President Joe Biden said on Monday that the mission of the United States in Afghanistan was never supposed to be nation-building as he defended his decision to pull out U.S. troops from the country.
Thousands of civilians desperate to flee Afghanistan thronged Kabul airport’s single runway on Monday after the Taliban seized the capital, prompting the United States to suspend evacuations as it came under mounting criticism at home.
During his address to the nation, Biden said he stood by his decision and accepted responsibility for it.
“It was never supposed to have been creating a unified, centralized democracy,” Biden said of the 20-year-long war.
“I stand squarely behind my decision. After 20 years, I’ve learned the hard way that there was never a good time to withdraw U.S. forces. That’s why we’re still there. We were clear-eyed about the risk. We planned for every contingency,” he said. “The truth is, this did unfold more quickly than we had anticipated.”
Biden took the Afghan government for precipitating its own swift downfall to the Taliban. He said the nation’s political leaders “gave up and fled the country,” and the Afghan military collapsed — “sometimes without even trying to fight.” This is after the United States spent over a trillion dollars over two decades to train and equip the Afghan military.
“American troops cannot and should not be fighting in a war, and dying in a war, that Afghan forces were not willing to fight for themselves,” the president said. “We gave [the Afghan military and its government] every chance to determine their own future. What we could not provide them was the will to fight for that future.”
Biden said the United States will continue to support the Afghan people and push for regional diplomacy — and speak out for the basic rights of all Afghanis now under threat from the Taliban. The U.S. will also dispatch 6,000 U.S. soldiers to Afghanistan to assist in securing the Kabul Airport and safely evacuate personnel and American citizens living there.
The Taliban would suffer severe military consequences if it attempts to attack American forces during this operation, Biden warned.
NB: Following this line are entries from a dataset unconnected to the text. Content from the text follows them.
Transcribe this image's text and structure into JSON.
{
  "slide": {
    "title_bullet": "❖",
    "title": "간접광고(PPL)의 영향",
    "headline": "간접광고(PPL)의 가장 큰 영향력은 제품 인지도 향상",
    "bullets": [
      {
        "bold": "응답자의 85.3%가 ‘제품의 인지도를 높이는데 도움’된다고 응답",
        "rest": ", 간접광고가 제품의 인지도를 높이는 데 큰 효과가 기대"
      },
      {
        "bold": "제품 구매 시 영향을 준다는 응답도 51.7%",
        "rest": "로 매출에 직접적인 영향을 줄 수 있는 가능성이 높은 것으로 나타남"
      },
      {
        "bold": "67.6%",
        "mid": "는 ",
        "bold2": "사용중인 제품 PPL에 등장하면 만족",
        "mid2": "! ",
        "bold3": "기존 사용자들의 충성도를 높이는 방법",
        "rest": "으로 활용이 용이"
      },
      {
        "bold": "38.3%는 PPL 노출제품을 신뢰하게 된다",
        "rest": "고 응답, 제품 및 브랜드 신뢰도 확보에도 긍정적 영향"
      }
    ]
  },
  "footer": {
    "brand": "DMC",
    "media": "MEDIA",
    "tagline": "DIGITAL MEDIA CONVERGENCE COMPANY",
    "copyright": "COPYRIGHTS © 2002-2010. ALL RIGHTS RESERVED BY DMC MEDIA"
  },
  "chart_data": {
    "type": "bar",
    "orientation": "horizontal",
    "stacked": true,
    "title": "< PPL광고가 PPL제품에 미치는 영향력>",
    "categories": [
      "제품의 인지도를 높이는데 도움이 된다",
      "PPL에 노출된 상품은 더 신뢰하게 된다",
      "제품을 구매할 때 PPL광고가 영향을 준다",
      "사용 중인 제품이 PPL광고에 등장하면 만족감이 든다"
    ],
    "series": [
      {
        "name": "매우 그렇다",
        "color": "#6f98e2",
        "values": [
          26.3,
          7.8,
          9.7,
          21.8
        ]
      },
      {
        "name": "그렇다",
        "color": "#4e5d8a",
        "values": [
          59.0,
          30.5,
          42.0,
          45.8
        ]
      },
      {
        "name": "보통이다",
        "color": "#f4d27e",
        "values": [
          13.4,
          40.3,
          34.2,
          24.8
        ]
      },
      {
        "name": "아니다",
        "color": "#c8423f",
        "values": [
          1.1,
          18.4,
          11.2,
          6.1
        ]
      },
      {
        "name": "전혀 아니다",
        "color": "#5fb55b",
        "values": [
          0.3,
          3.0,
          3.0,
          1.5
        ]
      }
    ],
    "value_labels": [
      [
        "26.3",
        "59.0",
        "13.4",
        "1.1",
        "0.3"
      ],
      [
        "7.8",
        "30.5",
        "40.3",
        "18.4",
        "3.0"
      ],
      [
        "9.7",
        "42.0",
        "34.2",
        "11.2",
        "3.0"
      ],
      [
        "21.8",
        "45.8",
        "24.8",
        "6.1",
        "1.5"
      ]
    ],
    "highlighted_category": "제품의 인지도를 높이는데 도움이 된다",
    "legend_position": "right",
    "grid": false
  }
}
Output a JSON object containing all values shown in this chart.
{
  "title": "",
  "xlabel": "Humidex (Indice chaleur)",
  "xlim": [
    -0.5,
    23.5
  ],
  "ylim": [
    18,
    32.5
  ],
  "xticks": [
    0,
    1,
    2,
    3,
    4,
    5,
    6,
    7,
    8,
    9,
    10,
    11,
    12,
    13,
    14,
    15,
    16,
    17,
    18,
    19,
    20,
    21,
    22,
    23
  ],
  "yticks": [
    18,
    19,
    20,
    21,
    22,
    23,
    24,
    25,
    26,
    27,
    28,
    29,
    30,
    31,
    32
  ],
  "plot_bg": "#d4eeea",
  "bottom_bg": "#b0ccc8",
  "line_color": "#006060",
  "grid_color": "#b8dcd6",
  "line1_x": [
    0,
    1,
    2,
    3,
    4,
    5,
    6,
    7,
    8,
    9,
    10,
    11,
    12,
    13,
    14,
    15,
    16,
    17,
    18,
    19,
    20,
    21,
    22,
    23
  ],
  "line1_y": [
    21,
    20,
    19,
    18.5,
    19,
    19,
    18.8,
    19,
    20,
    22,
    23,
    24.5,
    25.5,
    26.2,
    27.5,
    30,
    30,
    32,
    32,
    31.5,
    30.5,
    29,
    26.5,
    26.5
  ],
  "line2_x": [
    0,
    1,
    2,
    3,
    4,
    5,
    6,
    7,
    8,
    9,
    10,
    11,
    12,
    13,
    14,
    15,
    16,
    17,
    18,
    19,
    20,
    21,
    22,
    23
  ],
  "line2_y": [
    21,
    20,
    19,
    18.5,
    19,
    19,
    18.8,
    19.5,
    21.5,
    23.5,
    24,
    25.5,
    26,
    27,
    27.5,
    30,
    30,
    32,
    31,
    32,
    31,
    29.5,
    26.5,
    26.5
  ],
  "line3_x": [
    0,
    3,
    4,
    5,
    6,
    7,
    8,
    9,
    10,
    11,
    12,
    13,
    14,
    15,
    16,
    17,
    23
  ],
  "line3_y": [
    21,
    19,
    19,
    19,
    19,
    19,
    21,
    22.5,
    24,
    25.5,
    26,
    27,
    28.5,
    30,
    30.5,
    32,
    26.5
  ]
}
The U.S. will also expand refugee access to consider special immigration visas for those wishing to flee the Taliban and come to America.
“Once we have completed this mission, we will conclude our military withdrawal and end America’s longest war after 20 long years of bloodshed,” Biden said. “The events we’re seeing now are sadly proof that no amount of military force would ever deliver a stable united secure Afghanistan, which is known in history as the graveyard of empires.”
Biden is the fourth U.S. president to command the war in Afghanistan — and he said he would accept the responsibility of bringing it to a close.
“I will not pass this responsibility on to a fifth president. I will not mislead the American people by claiming that just a little more time in Afghanistan would make all the difference, nor will I shrink from my share of the responsibility for where we are today, and how we must move forward from here,” the president said. “I am the president of the United States of America. The buck stops with me.”